The days are good, though, when they are.
The formula is simple really -

We take our ragged bones out of rented rooms for long walks.
You point out between bricks the rainbows in windows, the dirt 
now become your dirt, your genius for transformations. 

I ram my own by now trite and hackneyed points
home over and over, but it works on days like these.

Reprise. Then cold beer in the dying light of 
a gray bar. The stage is set. Laughter over the 
wear on those other faces as we shudder behind 
our own, the usual exchange of wind. 

Full darkness mutes the swarm and it begins:

Curtain up.

Back inside our rooms, last castrati on the radio. 
Enter winter under the door crack. 
This becomes an event, 
the retelling in high C, 

"I guess it's just as well we speak 
this way in America and call it poetry."  
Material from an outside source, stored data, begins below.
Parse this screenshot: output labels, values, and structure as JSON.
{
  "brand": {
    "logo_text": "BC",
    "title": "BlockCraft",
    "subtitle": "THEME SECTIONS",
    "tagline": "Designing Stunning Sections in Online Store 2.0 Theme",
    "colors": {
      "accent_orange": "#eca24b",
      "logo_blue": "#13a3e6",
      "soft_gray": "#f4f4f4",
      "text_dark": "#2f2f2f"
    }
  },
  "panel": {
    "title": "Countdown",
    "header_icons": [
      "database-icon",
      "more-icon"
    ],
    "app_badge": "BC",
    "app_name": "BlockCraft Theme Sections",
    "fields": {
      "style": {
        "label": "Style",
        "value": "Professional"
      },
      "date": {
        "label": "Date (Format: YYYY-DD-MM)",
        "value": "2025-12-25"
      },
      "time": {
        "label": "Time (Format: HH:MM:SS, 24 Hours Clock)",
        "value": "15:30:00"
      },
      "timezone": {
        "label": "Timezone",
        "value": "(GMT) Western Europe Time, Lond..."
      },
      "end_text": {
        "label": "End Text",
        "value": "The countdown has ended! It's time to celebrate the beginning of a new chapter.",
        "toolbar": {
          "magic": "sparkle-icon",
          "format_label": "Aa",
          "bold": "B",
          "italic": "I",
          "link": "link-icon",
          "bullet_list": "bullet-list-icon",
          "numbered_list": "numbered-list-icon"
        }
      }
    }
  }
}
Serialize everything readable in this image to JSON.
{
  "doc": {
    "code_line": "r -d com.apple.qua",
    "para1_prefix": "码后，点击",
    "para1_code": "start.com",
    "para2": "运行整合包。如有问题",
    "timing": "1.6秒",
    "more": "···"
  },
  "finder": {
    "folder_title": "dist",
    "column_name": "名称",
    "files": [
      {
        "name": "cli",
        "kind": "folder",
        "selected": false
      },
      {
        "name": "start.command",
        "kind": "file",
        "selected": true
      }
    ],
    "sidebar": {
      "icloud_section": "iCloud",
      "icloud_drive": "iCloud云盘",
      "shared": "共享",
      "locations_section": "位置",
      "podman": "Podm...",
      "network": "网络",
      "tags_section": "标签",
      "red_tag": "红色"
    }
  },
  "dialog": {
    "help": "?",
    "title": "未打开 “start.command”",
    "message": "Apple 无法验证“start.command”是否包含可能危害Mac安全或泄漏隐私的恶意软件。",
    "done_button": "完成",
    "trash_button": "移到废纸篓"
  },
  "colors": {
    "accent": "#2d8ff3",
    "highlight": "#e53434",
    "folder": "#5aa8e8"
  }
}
See. I'm ramming it again.  
Cold breaks my concentration.  
It's moving up my legs like hemlock. 
Poetry should do the same.  

OK. I'll get serious. A brief libretto:  

Today sweet Molly with the black eye
and the cut on her breast cried then
decided to return home to Bud who 
beats her when she's drunk. I tried to 
talk her out of going but she was going 
and she went. Scherzo here. Interlude. 

Johnny didn't come home but drank a beer
after court, walked down Highway 25 to see
his little girl, called to say he was sorry for 
being late. "You can't come back, Johnny.
You been drinking again." Coloratura. And gravel.

Joe vomited honey and banana in bed, a real mess.
I caught most of it in a trash can held up to his head. 
He roared when he wretched. 

"I've vomited more years than I've lived them" he said, shaking, 

"I'm a damned drunk and I'll die a damned drunk."